Haddon Heights Inn, 1890
John Thorn Glover dammed King’s Run, constructed a mill race and fulling mill on this property before 1776.
Jacob Hinchman built a frame dwelling no later than 1720 that was later enlarged by Revolutionary War hero Col. Joseph Ellis. New Jersey Governor Joseph Bloomfield purchased this property (1009 Sycamore Street). Members of the Glover Family built a farm house around 1703 and enlarged it with a matching addition circa 1750 (1908 New Jersey Avenue).
Benjamin A. Lippincott, in 1890, was allowed to construct a passenger station in the center of his land for the Atlantic City Railroad Company. Then Lippincott, with Charles Hillman, filed a grid street plan with Camden County to develop a community. They named it Haddon Heights because of its proximity to Haddonfield and its high elevation.
Large, comfortable, Princess Anne four squares, and colonial revival type houses were constructed that appealed to prosperous middle class families moving from the cities. By 1904, Haddon Heights was large enough to incorporate as a Borough, with Lippincott being elected as Mayor. A small downtown grew near the railroad and the White Horse Pike and eight churches and a synagogue were built.

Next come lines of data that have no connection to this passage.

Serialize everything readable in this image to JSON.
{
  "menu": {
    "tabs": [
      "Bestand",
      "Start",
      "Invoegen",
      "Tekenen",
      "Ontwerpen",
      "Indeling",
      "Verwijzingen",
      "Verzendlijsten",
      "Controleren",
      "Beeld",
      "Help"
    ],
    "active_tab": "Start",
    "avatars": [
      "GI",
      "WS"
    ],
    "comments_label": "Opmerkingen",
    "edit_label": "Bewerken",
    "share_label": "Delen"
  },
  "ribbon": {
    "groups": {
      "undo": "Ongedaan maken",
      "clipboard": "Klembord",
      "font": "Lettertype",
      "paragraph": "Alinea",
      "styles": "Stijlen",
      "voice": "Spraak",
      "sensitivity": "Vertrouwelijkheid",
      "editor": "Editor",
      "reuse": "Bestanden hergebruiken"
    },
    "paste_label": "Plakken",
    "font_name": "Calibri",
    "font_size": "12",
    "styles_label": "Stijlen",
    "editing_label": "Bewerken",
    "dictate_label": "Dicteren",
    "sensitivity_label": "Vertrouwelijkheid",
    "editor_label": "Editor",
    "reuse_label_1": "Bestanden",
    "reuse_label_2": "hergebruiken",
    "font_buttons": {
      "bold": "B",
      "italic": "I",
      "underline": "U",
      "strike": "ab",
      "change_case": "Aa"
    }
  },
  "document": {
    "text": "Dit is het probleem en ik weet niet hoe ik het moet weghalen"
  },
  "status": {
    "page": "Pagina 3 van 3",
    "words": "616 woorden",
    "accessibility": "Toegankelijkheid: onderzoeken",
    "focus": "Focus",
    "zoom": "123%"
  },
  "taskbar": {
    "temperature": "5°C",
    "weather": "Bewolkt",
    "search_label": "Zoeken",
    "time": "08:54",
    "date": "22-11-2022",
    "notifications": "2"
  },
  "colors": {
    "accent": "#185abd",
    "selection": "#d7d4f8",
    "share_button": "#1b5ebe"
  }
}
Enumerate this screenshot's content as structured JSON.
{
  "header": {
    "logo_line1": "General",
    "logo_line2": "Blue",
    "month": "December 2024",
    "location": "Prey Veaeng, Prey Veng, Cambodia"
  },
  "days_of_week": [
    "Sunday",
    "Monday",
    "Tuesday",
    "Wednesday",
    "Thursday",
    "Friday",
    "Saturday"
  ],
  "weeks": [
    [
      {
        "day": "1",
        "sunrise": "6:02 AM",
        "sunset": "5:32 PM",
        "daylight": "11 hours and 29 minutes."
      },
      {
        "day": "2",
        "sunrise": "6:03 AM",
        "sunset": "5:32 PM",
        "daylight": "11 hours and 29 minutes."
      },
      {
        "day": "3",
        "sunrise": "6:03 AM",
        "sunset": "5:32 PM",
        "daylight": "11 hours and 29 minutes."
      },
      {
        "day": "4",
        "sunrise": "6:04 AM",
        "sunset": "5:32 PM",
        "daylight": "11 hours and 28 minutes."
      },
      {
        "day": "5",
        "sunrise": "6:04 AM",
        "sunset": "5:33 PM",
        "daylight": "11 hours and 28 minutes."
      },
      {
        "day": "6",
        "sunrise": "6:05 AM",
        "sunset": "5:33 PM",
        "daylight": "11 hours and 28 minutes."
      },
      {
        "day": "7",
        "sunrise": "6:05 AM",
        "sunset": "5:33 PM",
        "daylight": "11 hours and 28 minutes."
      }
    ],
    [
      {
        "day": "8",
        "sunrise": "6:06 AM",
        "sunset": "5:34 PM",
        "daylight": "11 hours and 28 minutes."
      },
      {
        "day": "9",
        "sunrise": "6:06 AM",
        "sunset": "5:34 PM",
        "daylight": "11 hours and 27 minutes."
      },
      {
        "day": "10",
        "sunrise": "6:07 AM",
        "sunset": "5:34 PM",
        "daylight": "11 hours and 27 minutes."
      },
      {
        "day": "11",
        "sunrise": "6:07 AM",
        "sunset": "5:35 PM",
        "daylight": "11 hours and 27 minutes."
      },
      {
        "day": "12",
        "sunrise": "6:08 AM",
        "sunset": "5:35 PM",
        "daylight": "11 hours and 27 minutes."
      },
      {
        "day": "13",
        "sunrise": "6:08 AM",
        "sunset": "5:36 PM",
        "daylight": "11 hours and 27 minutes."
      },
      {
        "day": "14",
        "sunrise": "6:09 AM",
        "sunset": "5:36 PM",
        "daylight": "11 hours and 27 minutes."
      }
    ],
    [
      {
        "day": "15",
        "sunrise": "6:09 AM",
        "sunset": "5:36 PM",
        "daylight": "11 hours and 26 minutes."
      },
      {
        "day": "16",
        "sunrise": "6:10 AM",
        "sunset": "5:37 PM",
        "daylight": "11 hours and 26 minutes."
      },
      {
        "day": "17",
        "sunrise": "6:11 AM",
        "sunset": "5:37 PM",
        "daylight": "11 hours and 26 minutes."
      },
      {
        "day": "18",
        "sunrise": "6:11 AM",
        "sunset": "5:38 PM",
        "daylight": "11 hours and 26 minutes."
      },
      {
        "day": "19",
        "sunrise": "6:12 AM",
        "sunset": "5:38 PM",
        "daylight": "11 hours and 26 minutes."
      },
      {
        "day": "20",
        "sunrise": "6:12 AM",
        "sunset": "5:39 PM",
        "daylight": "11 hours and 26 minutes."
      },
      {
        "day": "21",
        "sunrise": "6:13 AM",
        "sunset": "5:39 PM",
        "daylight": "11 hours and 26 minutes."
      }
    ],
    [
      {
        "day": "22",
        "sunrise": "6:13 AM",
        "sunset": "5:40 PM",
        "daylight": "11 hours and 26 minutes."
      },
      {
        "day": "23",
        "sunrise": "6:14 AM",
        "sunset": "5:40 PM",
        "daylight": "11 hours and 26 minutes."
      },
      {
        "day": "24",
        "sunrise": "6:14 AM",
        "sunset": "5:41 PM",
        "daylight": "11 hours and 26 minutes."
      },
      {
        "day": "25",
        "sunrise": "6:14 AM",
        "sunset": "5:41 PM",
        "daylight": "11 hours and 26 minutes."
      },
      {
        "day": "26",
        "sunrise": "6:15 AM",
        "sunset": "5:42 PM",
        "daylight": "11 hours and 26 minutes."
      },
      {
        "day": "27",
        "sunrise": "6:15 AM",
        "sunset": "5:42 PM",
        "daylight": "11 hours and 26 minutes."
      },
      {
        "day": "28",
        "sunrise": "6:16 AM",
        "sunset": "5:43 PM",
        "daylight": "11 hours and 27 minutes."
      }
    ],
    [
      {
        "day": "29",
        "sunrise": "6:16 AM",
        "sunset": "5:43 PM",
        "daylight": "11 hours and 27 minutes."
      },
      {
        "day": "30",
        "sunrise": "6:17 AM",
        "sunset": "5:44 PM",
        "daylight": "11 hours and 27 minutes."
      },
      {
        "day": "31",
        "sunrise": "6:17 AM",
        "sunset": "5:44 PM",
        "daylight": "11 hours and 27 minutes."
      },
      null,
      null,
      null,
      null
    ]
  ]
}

Haddon Heights Post Office, 1940s
An area of old Center Township, known as Fairfield Estates, voted in 1926 to become part of Haddon Heights. This land was developed for more single family housing through the 1940s and 1950s. Even though rail passenger service ceased in July 1965, Haddon Heights remains a typical turn of the 20th century railroad suburb with tree-shaded streets and comfortable homes that still "appeal to the inhabitants and the observer of a class bordering on, if not quite, exclusive."